In 2011, there were 210,000 calves registered to Angus sires. This figure jumped to 350,000 in 2016 – a rise of 67%.

Similarly, the same can be said for Herefords. 120,000 Hereford-sired calves were registered in 2011; this figure has exceeded 200,000 for each of the past three years.

Overall, there has only been a very modest increase in calves registered to pure-dairy sires.


Image source: Bord Bia

According to Bord Bia’s Joe Burke, farmers have voted with their feet when it comes to making sire choices.

The Bord Bia Livestock Sector Manager said: “They are looking for value in the calf on the ground; farmers have realised that there is an opportunity to make an extra €150/calf.”

Collaboration, between processors, farmers and breeders, through producer groups has also influenced breeding decisions.

“These increases have not just come about because farmers like the look of the black calf or the white headed calf; but they realise the value of the calf and see that there is a demand in the market for this type of animal.

There is a market for these steers and heifers, under 30 months-of-age, with a confirmation of O= or higher and a fat score between 2+ and 4=, through the Certified Irish Angus scheme and the Hereford Prime scheme.

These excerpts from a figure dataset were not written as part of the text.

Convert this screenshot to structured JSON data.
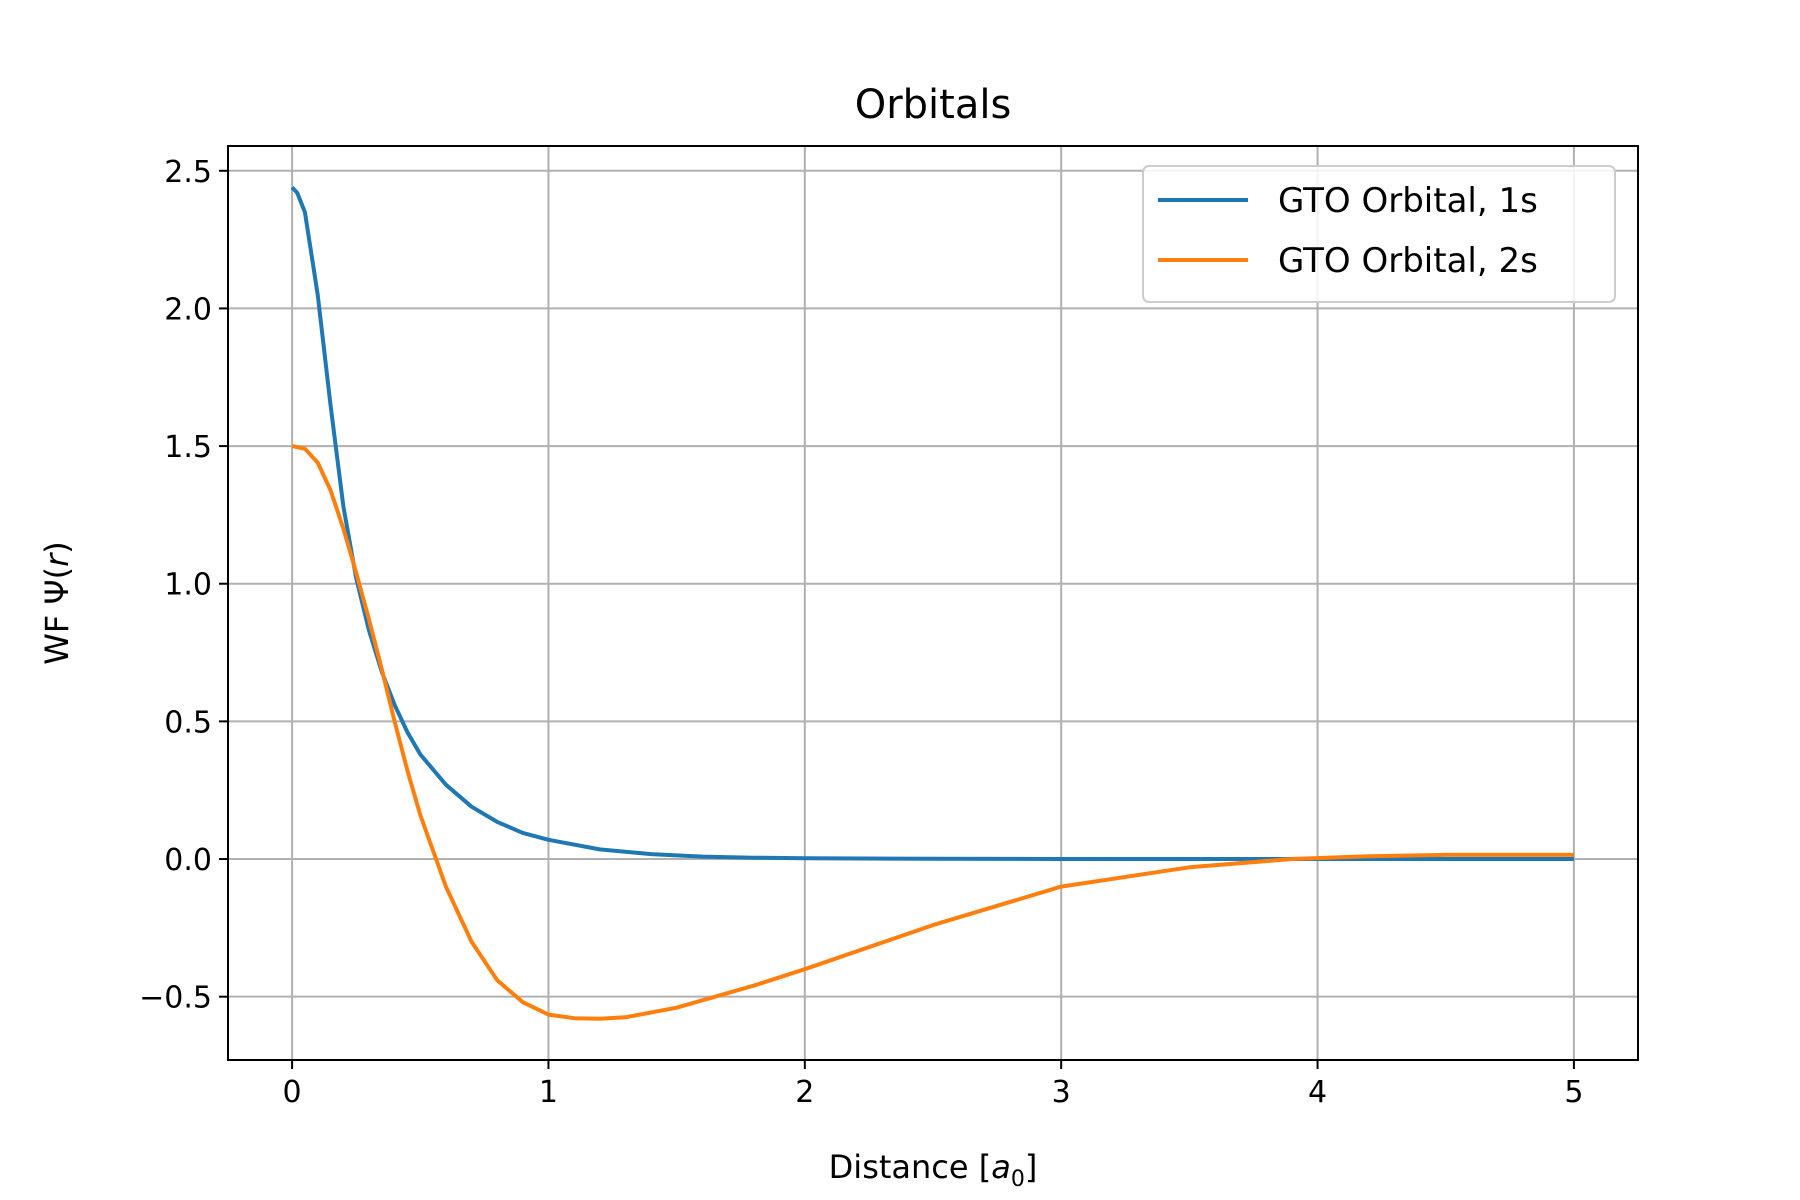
{
  "chart_data": {
    "type": "line",
    "title": "Orbitals",
    "xlabel": "Distance [a0]",
    "xlabel_main": "Distance [",
    "xlabel_symbol": "a",
    "xlabel_sub": "0",
    "xlabel_close": "]",
    "ylabel": "WF Ψ(r)",
    "ylabel_main": "WF Ψ(",
    "ylabel_var": "r",
    "ylabel_close": ")",
    "xlim": [
      -0.25,
      5.25
    ],
    "ylim": [
      -0.73,
      2.59
    ],
    "xticks": [
      0,
      1,
      2,
      3,
      4,
      5
    ],
    "xtick_labels": [
      "0",
      "1",
      "2",
      "3",
      "4",
      "5"
    ],
    "yticks": [
      -0.5,
      0.0,
      0.5,
      1.0,
      1.5,
      2.0,
      2.5
    ],
    "ytick_labels": [
      "−0.5",
      "0.0",
      "0.5",
      "1.0",
      "1.5",
      "2.0",
      "2.5"
    ],
    "grid": true,
    "legend_position": "top-right",
    "series": [
      {
        "name": "GTO Orbital, 1s",
        "color": "#1f77b4",
        "x": [
          0,
          0.02,
          0.05,
          0.1,
          0.15,
          0.2,
          0.25,
          0.3,
          0.35,
          0.4,
          0.45,
          0.5,
          0.6,
          0.7,
          0.8,
          0.9,
          1.0,
          1.2,
          1.4,
          1.6,
          1.8,
          2.0,
          2.5,
          3.0,
          4.0,
          5.0
        ],
        "y": [
          2.44,
          2.42,
          2.35,
          2.05,
          1.65,
          1.28,
          1.02,
          0.83,
          0.68,
          0.56,
          0.46,
          0.38,
          0.27,
          0.19,
          0.135,
          0.095,
          0.07,
          0.035,
          0.018,
          0.009,
          0.005,
          0.003,
          0.001,
          0.0,
          0.0,
          0.0
        ]
      },
      {
        "name": "GTO Orbital, 2s",
        "color": "#ff7f0e",
        "x": [
          0,
          0.05,
          0.1,
          0.15,
          0.2,
          0.25,
          0.3,
          0.35,
          0.4,
          0.45,
          0.5,
          0.6,
          0.7,
          0.8,
          0.9,
          1.0,
          1.1,
          1.2,
          1.3,
          1.5,
          1.8,
          2.0,
          2.5,
          3.0,
          3.5,
          3.9,
          4.2,
          4.5,
          5.0
        ],
        "y": [
          1.5,
          1.49,
          1.44,
          1.34,
          1.2,
          1.04,
          0.87,
          0.69,
          0.5,
          0.32,
          0.16,
          -0.1,
          -0.3,
          -0.44,
          -0.52,
          -0.565,
          -0.578,
          -0.58,
          -0.575,
          -0.54,
          -0.46,
          -0.4,
          -0.24,
          -0.1,
          -0.03,
          0.0,
          0.01,
          0.015,
          0.015
        ]
      }
    ]
  }
}
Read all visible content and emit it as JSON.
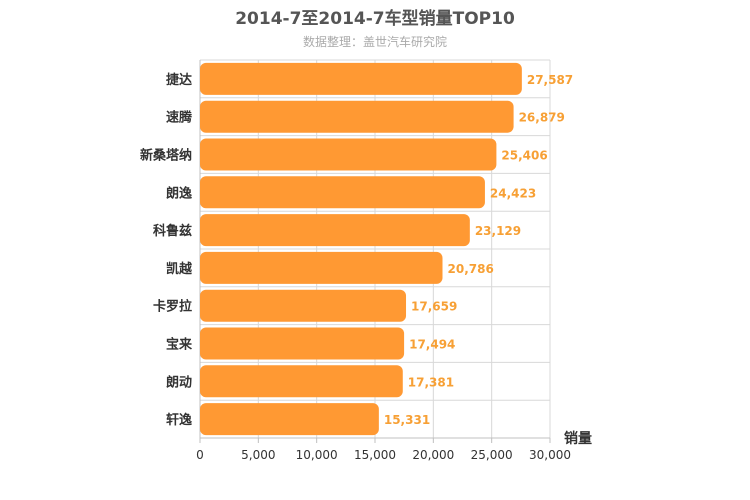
{
  "chart_data": {
    "type": "bar",
    "orientation": "horizontal",
    "title": "2014-7至2014-7车型销量TOP10",
    "subtitle": "数据整理：盖世汽车研究院",
    "categories": [
      "捷达",
      "速腾",
      "新桑塔纳",
      "朗逸",
      "科鲁兹",
      "凯越",
      "卡罗拉",
      "宝来",
      "朗动",
      "轩逸"
    ],
    "values": [
      27587,
      26879,
      25406,
      24423,
      23129,
      20786,
      17659,
      17494,
      17381,
      15331
    ],
    "value_labels": [
      "27,587",
      "26,879",
      "25,406",
      "24,423",
      "23,129",
      "20,786",
      "17,659",
      "17,494",
      "17,381",
      "15,331"
    ],
    "xlabel": "销量",
    "xlim": [
      0,
      30000
    ],
    "xticks": [
      0,
      5000,
      10000,
      15000,
      20000,
      25000,
      30000
    ],
    "xtick_labels": [
      "0",
      "5,000",
      "10,000",
      "15,000",
      "20,000",
      "25,000",
      "30,000"
    ],
    "grid": true,
    "legend": false,
    "bar_color": "#ff9933",
    "data_label_color": "#f7a035",
    "grid_color": "#d8d8d8"
  }
}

From the processors’ view, dairy progeny are normally angular and poorly conformed. The saleable meat yield is also lower.

Taking a plain, poorly-finished, dairy-bred steer with a confirmation score of P+ and a fat score of 2+; this animal will incur a penalty of 36c/kg at an assumed base price of 380c/kg. That leaves the steer’s price at 344c/kg.


Image source: Bord Bia

Comparing that to an Angus-sired steer from the dairy herd, a well-finished animal could achieve 392c/kg (380c/kg base price and 12c/kg QA scheme bonus) before breed-specific bonuses. If a 15c/kg bonus is applied, it brings the return up to 407c/kg.

According to Burke, there is scope for perhaps a larger bonus to be secured if farmers are entered into a locked-in contract. This results in a difference of 60c/kg between the early-maturing steer and the dairy-bred animal.

It is vital to note the importance of the steak cuts. The filet, striploin and rump cuts make up 12% of the total weight of the carcass, but can account for a third of total revenue – a huge contribution to the overall price.

Speaking from a market point of view, Burke stated: “The destination of this branded beef is mainly Continental Europe – France, Germany, Italy and Netherlands –  and is somewhat insulated from currency fluctuations.

“This beef has unique selling points, apart from being mainly grass-fed and quality assured, it has excellent eating quality and marbling. These traits secure demand and create markets,” he said.